News
Broken Arrow minister expands his business leadership service
by Kirby Lee Davis The Journal Record November 20, 2007
TULSA . It's never easy operating a part-time business in the spare moments of your full-time
vocation, especially when your primary calling is ministry.
Nathan Baxter, founder of Lead Self-Lead Others.com, which is a Web site based in Tulsa
where Baxter offers leadership coaching. (Photo by Rip Stell)
Three years ago Nathan Baxter's wife, Dianne, asked him to mentor a handful of her friends on
leadership and business. Enamored by the idea, the certified Birkman International consultant
and executive pastor of Broken Arrow's Liberty Church started a series of informal lessons
backed by e-mailed assignments and other homework.
To his surprise, the four ladies started forwarding those e-mails to friends, who forwarded the
messages on to others. "The next thing I know, I'm doing a workshop and 50 people show up,"
he said. Seeing and fielding growing interest, Baxter created a regular curriculum for the women
leadership training and mentoring program he organized as Pink Strategies.com. This joined
with a similar program he'd created to coach ministers, called XPastor.org. Doubled clientele led
the one-man organization to establish two audio courses this year for Pink Strategies while
leading conferences and workshops in Florida, Texas, Georgia and California. A third course
will get its start next month.
All of that adds up to a major diversion in what remains a sideline opportunity for the full-time
pastor. "This thing over the last three years has just gotten out of hand," said Baxter, who has
coached 206 people over the last three years. "At some point you.ve going to have to get some
more people in the boat or you'll never get to the next level."
So Baxter reorganized the businesses as subsidiaries under a new for-profit umbrella he called
Lead Self-Lead Others.com.
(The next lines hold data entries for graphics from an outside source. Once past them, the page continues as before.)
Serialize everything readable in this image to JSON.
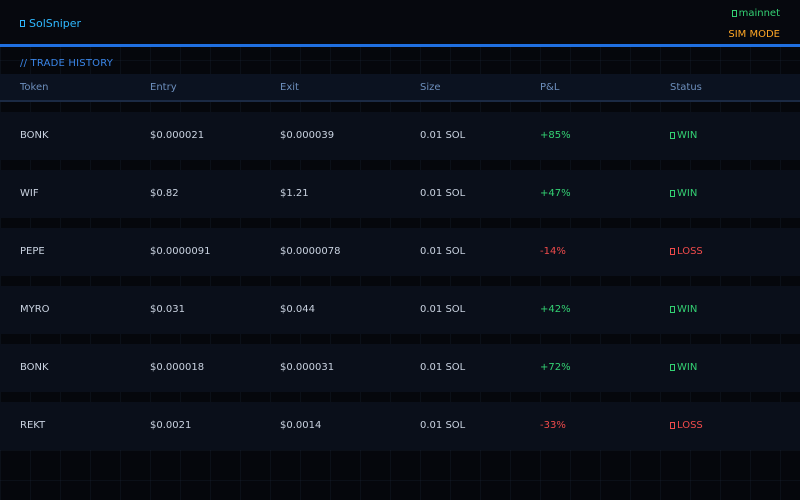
{
  "header": {
    "app_name": "SolSniper",
    "network": "mainnet",
    "mode": "SIM MODE",
    "brand_icon": "logo-glyph-icon",
    "network_icon": "network-status-icon"
  },
  "section": {
    "title": "// TRADE HISTORY"
  },
  "table": {
    "columns": [
      "Token",
      "Entry",
      "Exit",
      "Size",
      "P&L",
      "Status"
    ],
    "rows": [
      {
        "token": "BONK",
        "entry": "$0.000021",
        "exit": "$0.000039",
        "size": "0.01 SOL",
        "pnl": "+85%",
        "status": "WIN"
      },
      {
        "token": "WIF",
        "entry": "$0.82",
        "exit": "$1.21",
        "size": "0.01 SOL",
        "pnl": "+47%",
        "status": "WIN"
      },
      {
        "token": "PEPE",
        "entry": "$0.0000091",
        "exit": "$0.0000078",
        "size": "0.01 SOL",
        "pnl": "-14%",
        "status": "LOSS"
      },
      {
        "token": "MYRO",
        "entry": "$0.031",
        "exit": "$0.044",
        "size": "0.01 SOL",
        "pnl": "+42%",
        "status": "WIN"
      },
      {
        "token": "BONK",
        "entry": "$0.000018",
        "exit": "$0.000031",
        "size": "0.01 SOL",
        "pnl": "+72%",
        "status": "WIN"
      },
      {
        "token": "REKT",
        "entry": "$0.0021",
        "exit": "$0.0014",
        "size": "0.01 SOL",
        "pnl": "-33%",
        "status": "LOSS"
      }
    ]
  },
  "colors": {
    "accent": "#1f6fe0",
    "brand": "#2fb8ff",
    "win": "#33d173",
    "loss": "#f04b4b",
    "mode": "#ffa726"
  }
}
Next year he will take more of an oversight role, retaining direct
control over XPastor but turning the other training and mentoring roles over to four certified
associates who will be paid by commission.
For Baxter, who often handles this business from Panera Bread tables and booths, this gives
the business a structure it lacked while helping him to reduce his workload.
"It's gone from a guy with a laptop, filled with nervous energy, to where I.m creating an
organization," he said.
Since Pink Strategies has developed a Mary Kay Cosmetics focus, Baxter also is using Lead
Self-Lead Others as the starting point for housewives and other women interested in business
or coaching. It's a key growth area, since women leadership clientele that comprise 80 percent
of his business.
Leading that effort will be four women he saw through nine-month certification as leadership
coaches: businesswoman Melody Lenox, marriage and family therapist Jill Butler, financial
planner Andrea Pinkston, and women's ministry leader Kathy Key.
"His kind of mentoring of me has helped me clarify some things in myself and become aware of
some leadership things in myself that I was not aware that I had," said Lenox, who works at
Donna's Fashions as well as her church.
Baxter, who made $20,000 revenue this year from an operation that has required a total $6,000
investment to date, said the associates will receive 90 percent of the revenue that comes from
their efforts. "The goal is not to take them away from their current employment," said Baxter.
Instead, they will operate the Lead Self-Lead Others training and mentoring needs as a sideline,
as he does. "They'll be supplementing their income."
Baxter sees the restructuring as one step toward his long-term goal of assembling 50 coaches
over the next four years. He intends to lead certification training every spring.
He also hopes to rebuild the Web site for more functionality and style.
"It looks like I created my Web site, which I did," he said. "It's not professional at all."